Yahya Sinwar sebelumnya mengatakan bahwa Israel memang punya banyak senjata canggih, tapi itu sama sekali bukan alasan Hamas dan seluruh warga Palestina menyerah, kemudian dibantai dan direnggut hak kemanusiaannya. Justru dengan segala yang ada, Hamas akan terus istikamah melawan Israel dan menegakkan Negara Palestina merdeka.

Sinwar sebelum Operasi Badai al Aqsa Oktober 2023 menyatakan, bahwa Israel akan diseret kedalam dua opsi yang membatasi geraknya. Pertama adalah membiarkan negara Palestina berdiri merdeka yang didalamnya termasuk Yerusalem dengan al-Aqsa sebagai intinya.

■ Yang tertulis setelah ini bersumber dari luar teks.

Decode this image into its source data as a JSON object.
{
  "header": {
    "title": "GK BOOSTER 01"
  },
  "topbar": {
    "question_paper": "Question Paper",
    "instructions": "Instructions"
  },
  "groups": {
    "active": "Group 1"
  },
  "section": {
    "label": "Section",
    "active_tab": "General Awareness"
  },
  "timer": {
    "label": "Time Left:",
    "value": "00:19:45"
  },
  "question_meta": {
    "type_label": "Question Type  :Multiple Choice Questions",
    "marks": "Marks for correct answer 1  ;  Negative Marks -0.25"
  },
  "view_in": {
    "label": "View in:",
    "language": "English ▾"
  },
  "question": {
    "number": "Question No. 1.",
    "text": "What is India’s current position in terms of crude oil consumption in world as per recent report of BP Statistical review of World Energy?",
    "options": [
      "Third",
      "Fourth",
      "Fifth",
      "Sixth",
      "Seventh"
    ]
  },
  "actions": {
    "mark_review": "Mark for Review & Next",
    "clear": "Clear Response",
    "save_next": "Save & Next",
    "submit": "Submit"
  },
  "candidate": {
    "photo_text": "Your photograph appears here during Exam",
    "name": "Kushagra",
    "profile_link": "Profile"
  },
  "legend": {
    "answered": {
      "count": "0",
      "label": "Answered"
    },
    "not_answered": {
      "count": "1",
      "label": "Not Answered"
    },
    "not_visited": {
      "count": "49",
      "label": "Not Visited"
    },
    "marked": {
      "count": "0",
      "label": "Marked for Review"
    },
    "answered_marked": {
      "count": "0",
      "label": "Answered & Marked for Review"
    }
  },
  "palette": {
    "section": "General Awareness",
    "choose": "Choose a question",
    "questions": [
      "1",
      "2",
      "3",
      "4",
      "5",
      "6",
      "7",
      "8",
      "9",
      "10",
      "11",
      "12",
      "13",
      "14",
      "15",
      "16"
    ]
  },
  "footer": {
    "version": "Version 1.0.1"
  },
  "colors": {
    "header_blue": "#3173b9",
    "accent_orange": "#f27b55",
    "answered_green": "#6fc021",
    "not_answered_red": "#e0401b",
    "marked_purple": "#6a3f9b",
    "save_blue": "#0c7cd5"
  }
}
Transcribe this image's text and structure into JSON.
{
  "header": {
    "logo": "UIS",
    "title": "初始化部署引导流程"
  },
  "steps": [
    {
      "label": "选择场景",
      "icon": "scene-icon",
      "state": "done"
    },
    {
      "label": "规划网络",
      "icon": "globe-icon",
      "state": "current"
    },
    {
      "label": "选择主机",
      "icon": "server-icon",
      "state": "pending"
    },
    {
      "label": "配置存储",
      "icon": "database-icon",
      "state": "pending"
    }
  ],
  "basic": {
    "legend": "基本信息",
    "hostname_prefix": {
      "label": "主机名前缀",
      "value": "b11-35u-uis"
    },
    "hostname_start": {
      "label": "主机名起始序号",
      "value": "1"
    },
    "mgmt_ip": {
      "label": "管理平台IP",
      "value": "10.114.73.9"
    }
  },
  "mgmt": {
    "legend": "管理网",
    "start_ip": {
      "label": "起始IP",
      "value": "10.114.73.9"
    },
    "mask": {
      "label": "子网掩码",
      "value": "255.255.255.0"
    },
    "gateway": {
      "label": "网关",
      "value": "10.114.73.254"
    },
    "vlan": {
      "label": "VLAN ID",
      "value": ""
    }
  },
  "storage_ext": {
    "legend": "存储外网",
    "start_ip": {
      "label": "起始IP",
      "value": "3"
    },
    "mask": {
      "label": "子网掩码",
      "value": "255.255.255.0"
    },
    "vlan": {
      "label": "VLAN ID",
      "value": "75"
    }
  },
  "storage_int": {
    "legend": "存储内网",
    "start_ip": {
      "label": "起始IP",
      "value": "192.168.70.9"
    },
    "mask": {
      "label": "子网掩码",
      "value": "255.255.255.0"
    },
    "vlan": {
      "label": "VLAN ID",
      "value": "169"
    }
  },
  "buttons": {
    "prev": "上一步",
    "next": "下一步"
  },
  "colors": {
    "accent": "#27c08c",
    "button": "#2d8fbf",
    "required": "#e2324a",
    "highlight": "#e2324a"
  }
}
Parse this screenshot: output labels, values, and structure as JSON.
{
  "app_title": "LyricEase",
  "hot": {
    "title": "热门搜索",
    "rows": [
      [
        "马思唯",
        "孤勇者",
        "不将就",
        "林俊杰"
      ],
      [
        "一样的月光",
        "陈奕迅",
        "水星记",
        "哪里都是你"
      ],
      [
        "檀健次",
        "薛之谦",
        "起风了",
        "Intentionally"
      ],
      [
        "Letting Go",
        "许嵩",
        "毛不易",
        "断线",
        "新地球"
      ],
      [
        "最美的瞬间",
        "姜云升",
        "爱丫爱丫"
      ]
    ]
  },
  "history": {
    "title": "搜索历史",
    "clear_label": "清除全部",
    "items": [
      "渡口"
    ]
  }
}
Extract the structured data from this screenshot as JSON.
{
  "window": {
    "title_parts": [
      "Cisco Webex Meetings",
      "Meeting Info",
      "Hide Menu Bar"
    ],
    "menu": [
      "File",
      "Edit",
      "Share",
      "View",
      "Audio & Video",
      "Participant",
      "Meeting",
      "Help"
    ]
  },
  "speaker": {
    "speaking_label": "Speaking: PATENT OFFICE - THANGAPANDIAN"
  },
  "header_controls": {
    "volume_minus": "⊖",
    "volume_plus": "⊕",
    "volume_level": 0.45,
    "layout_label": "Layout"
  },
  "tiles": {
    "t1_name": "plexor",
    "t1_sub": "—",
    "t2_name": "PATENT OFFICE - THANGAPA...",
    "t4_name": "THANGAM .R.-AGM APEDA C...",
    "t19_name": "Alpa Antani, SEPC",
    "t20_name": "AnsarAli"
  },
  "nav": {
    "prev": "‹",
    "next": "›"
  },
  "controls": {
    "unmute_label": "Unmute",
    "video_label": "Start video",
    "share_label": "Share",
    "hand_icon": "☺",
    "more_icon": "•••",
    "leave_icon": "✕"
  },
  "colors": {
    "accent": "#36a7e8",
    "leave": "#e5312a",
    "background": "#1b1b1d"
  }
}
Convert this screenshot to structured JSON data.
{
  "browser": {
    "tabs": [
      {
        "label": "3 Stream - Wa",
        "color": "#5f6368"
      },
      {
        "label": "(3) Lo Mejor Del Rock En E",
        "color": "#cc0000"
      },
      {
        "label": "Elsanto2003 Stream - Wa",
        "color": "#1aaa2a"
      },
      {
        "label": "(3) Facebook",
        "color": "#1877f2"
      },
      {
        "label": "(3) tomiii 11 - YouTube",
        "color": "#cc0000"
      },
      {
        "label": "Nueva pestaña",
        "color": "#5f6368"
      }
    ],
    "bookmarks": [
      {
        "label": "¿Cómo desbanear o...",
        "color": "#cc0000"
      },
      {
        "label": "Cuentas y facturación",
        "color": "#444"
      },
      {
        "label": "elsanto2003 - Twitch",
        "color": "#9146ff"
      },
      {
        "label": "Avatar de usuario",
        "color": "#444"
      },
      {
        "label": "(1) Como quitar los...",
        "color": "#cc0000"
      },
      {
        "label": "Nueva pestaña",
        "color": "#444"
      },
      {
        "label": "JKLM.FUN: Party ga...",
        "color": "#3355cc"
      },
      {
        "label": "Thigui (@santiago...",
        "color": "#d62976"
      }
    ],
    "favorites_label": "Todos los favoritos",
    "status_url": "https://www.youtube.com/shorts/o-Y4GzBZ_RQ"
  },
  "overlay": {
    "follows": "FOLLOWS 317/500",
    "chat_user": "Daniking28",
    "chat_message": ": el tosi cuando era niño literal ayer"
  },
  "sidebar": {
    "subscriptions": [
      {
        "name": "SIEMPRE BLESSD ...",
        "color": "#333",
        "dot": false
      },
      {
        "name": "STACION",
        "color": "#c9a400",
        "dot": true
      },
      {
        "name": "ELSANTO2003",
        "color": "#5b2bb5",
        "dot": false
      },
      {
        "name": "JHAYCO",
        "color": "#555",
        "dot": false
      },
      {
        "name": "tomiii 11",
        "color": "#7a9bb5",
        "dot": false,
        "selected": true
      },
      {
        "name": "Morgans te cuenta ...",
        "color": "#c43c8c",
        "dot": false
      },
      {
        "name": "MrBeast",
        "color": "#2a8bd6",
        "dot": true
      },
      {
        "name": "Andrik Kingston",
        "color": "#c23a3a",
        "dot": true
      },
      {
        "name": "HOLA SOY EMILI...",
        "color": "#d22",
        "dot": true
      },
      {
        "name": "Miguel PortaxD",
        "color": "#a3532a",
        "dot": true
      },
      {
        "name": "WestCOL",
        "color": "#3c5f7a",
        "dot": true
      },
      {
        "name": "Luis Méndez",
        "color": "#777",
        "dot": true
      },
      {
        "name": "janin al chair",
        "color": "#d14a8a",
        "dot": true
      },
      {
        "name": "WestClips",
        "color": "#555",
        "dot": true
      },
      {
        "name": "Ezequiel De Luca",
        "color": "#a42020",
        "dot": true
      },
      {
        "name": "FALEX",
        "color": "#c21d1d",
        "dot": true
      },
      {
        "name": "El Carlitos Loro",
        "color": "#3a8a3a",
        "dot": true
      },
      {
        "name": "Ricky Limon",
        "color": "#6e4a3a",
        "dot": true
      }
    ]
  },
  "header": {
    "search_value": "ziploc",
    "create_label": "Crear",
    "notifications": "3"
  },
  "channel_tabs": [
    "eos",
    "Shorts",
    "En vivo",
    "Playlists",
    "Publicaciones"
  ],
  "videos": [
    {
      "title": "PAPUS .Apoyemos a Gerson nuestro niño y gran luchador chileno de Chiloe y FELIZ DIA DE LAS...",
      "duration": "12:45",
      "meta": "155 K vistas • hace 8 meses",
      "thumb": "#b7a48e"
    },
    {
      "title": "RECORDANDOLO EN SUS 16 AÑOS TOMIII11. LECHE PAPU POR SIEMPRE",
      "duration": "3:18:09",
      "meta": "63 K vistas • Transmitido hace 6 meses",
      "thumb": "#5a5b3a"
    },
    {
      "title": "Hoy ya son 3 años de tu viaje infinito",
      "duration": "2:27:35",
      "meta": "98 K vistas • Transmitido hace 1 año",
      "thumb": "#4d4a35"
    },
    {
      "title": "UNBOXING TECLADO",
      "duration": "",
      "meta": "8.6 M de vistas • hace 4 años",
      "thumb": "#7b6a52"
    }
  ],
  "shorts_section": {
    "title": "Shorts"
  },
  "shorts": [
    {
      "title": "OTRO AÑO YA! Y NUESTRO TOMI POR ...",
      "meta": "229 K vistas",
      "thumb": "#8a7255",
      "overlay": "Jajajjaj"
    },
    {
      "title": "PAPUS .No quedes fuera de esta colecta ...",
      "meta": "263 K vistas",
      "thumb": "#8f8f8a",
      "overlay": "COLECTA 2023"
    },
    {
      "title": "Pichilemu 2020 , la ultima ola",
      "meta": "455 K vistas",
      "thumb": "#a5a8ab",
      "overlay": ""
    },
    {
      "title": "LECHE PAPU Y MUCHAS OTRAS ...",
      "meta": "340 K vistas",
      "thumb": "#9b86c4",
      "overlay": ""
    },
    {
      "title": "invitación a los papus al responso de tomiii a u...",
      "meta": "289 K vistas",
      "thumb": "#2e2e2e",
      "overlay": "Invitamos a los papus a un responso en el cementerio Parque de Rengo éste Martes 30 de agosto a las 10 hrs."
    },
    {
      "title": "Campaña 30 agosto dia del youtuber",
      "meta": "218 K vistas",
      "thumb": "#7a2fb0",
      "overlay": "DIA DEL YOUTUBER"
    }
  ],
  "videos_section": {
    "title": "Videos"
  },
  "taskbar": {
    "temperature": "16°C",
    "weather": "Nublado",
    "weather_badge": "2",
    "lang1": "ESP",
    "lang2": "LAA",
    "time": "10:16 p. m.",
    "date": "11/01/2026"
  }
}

Atau opsi kedua, yaitu Israel memaksakan diri hancur karena mendapatkan tekanan dari dunia internasional. Mereka akan terpecah belah dan hancur. Kemudian pasukan perlawanan Palestina akan terus memerangi mereka berbekal semangat juang meraih kemerdekaan dan semangat menguatkan nilai-nilai kemanusiaan.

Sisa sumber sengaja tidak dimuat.